I was sort of worried the entire time I was in the program that it was all a big scam, like we'd show up one day and the office would be empty with wires dangling out of the walls and these guys had made off with $17000. I kept waiting for it to fall apart... and then it didn't. I got four job offers within a week of graduating and the final salary was well within the band advertised by Hack Reactor. I took on about $15000 in debt to do it and I'm on track to pay it all off within a year of graduating. It was definitely worth it financially.

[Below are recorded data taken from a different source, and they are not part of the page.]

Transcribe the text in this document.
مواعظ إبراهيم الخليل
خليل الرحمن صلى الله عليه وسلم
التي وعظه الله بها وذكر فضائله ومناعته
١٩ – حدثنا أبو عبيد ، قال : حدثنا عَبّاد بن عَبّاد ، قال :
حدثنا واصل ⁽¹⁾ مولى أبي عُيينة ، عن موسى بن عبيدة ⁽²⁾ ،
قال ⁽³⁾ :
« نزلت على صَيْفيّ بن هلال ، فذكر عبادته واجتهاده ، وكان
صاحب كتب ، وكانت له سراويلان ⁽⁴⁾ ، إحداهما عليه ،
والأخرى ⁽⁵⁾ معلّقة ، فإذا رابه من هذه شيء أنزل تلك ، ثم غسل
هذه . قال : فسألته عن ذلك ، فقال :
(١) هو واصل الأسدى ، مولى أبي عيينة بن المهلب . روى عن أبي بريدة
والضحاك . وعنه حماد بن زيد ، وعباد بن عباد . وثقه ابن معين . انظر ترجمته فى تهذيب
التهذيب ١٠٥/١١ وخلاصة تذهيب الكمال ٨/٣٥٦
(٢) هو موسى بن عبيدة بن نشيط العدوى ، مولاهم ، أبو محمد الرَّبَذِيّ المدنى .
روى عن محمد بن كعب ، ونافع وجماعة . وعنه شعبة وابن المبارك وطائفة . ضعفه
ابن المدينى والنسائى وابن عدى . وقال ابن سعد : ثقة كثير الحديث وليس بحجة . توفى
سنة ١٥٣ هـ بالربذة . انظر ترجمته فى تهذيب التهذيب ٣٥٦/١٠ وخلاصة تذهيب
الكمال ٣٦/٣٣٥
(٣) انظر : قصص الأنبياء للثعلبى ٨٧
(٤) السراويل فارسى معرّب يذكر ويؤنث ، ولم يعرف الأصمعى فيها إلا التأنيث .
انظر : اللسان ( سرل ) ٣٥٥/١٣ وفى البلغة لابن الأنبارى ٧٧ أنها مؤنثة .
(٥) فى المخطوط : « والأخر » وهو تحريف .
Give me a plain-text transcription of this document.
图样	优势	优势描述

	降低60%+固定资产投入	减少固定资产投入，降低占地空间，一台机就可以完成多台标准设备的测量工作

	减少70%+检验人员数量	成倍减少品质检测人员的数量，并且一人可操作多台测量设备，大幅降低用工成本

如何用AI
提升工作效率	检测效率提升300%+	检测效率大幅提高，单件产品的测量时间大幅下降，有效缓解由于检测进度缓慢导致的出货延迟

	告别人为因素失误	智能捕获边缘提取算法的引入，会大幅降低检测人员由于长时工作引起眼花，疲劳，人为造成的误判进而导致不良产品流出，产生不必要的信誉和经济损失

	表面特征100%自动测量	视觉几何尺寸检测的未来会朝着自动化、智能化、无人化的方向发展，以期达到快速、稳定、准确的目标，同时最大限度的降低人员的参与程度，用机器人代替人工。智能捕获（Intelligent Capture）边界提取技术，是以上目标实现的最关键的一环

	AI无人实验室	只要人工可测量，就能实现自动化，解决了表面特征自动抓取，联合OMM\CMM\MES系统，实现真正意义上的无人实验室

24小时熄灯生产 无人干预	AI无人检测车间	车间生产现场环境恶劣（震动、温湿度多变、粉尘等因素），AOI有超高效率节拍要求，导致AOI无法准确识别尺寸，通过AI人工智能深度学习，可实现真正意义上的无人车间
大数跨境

I ended up at a startup (Ziploop) using the MEAN stack and I really love it. I wanted to be humble about my post-bootcamp professional development: I know that I have a lot to learn and so I want to collaborate with supportive senior engineers -- especially about CompSci fundamentals I missed out on in college -- while also building more expertise in JavaScript that a lot of CS grads don't have. I felt like I was able to contribute value to my employer my first week on the job without any hand-holding. We ended up hiring two more engineers from Hack Reactor as the company has grown and we're pretty impressed with the skills new Hack Reactor graduates are leaving with.




> engineers from Hack Reactor

Don't you think an engineer knows a bit more by spending 4-5 years getting his diploma?


At least in terms of starting salary and job prospects, Hack Reactor grads are significantly ahead of typical 4 year CS grads, even those from great schools. That said I think there's a huge difference in variance in CS degree holders.

Somehow, a lot of people graduate with CS degrees from respected programs without actually being able to solve typical software engineering problems. I don't know if this is due to cramming and forgetting, leaning on stronger classmates or something else. Nobody gets through Hack Reactor without doing a lot of problem solving and a lot of jumping into unfamiliar code bases and frameworks. Don't forget that due it its extremely intense schedule, Hack Reactor is actually 900+ hours of instruction.

Some CS undergrads go far beyond their course assignments. Much like Hack Reactor students, they regularly stay up until late into the night learning new things, working on open source and building projects. After four years of that kind of student life, these students have truly impressive technical skills.